As a starting point for a more universal recoding function, this one uses three tables (in religion_punches
folder, heads presented here) from which three vectors are formed (relig
, denom
, and other
) where index corresponds to punch number, and label is value.
## $relig.csv
## punch label
## 1 0 IAP
## 2 1 PROTESTANT
## 3 2 CATHOLIC
## 4 3 JEWISH
## 5 4 NONE
## 6 5 OTHER
##
## $denom.csv
## punch label
## 1 0 IAP
## 2 10 AM BAPTIST ASSO
## 3 11 AM BAPT CH IN USA
## 4 12 NAT BAPT CONV OF AM
## 5 13 NAT BAPT CONV USA
## 6 14 SOUTHERN BAPTIST
##
## $punch.csv
## punch label
## 1 0 IAP
## 2 1 Hungarian Reformed
## 3 2 Evangelical Congregational
## 4 3 Ind Bible, Bible, Bible Fellowship
## 5 5 Church of Prophecy
## 6 6 New Testament Christian
For each new religious identification, separate vectors (for relig
, denom
, and/or other
) are created that contain punch codes and labels, per paper and SPSS syntax. In addition, logical vectors are created for Sectarian Protestants with valid denomination codes for sorting between 'Sectarian Protestants', 'Christian - no group given', and 'other religions'.

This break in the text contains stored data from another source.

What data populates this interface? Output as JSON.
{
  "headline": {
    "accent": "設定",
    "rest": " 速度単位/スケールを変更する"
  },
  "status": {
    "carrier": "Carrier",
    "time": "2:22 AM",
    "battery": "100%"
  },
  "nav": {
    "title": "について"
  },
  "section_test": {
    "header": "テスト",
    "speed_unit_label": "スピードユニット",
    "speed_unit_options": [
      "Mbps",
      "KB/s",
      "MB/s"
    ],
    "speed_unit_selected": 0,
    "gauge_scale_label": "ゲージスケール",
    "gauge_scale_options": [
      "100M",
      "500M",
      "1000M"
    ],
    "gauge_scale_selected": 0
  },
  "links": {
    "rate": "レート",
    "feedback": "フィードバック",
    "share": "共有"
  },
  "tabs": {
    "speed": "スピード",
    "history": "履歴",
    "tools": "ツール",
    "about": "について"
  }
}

This approach is somewhat superior to usual practices of recoding, since it can be confirmed through basic set operations that there is no overlap between groups or that some categories are left out.
Next, twelve logical vectors, for respondent's belonging to each group, are created by checking against appropriate vectors containing labels. Names are assigned, function prints frequency table, and returns vector that can be assigned to a new variable.
This allows that basic structure can be generalized for recoding of all three-variable sets of religious identification that can be imported as either factors with names or numerical values (or combination, as is the case with some groups), easy recoding into different number of groups, and printing of detailed classification that includes names of all religions and denominations.
Function still needs some fixing/generalization for handling different coding of variables. I will periodically update it, as I occasionally improve it.
Please feel free to contact me with any questions or comments.
If you find function handy and use it, cite the source paper; in addition acknowledging my contribution is appreciated.
[1] Paper contains SPSS syntax based on which I wrote function - also some of the comments in the code are pasted from there.
[2] Data is not included to github repository since it is larger than 10MB. It can be downloaded freely from NORC website.